Pete Templin petelists at templin.org
Thu Nov 1 12:23:16 EDT 2007


Steve Bertrand wrote:

>> BGP is the method.  If for some reason someone or something says "BGP is 
>> not an option", that someone or something needs to be eliminated from 
>> the puzzle.  I've done BGP with a fractional T1 customer, they can do it 
>> too.
> 
> So, if I understand you right, this is what you would propose, assuming
> that you were provider 'A', and it was your /24 you were assigning to
> the OP:
> 
> - 'A' routes a /24 to OP

'A' assigns a /24 to OP.  Better if they don't static route it; let BGP 
do its thing.

> - OP advertises the /24 to provider A and B via BGP with personal local
> preferences in place
> - A advertises it's aggregate including the /24 to the 'net

A advertises its aggregate, and propagates OP's /24 announcement.

> - B advertises the more specific /24 prefix to the 'net
> - OP uses an ASN from the private range, which both A & B must agree to
> honour

Use a public ASN.  That's what they're there for.

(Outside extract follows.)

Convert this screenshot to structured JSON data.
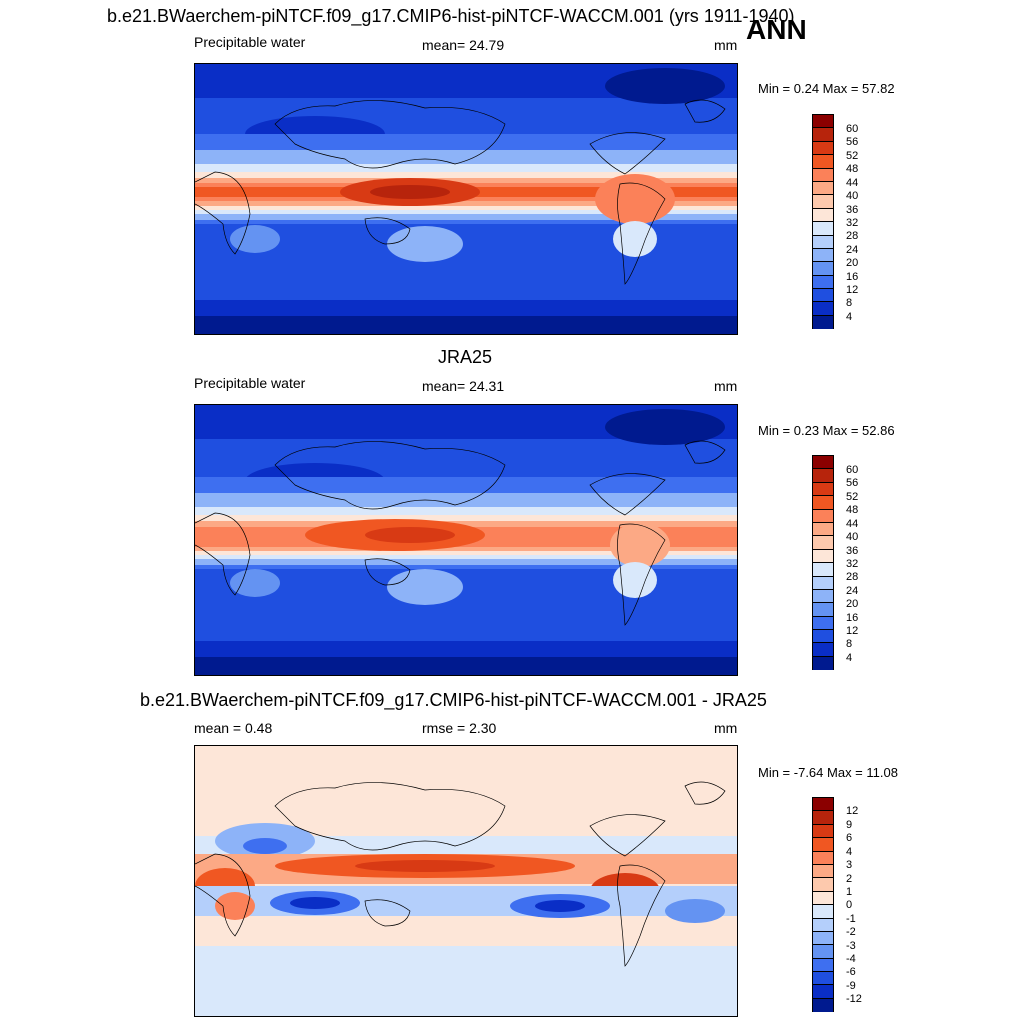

> I'd really like to understand this, because I've never had to deal with
> a situation where I've received a prefix from one ISP and needed to
> multi-home with it. (I have my own ARIN prefix).
> 
> Will the more specific /24 route advertised to the 'net by B not be the
> preferred route at all times?

If A propagates OP's announcement, it'll load dribble/share based on the 
rules of BGP.

Fairly quick and easy; your routers don't care who provided the /24 and 
they don't care about the AS path once they've selected a path.  We had 
a church do this...I probably spent more time explaining it to them AND 
to the other ISP than it would have taken to lab it up and test it.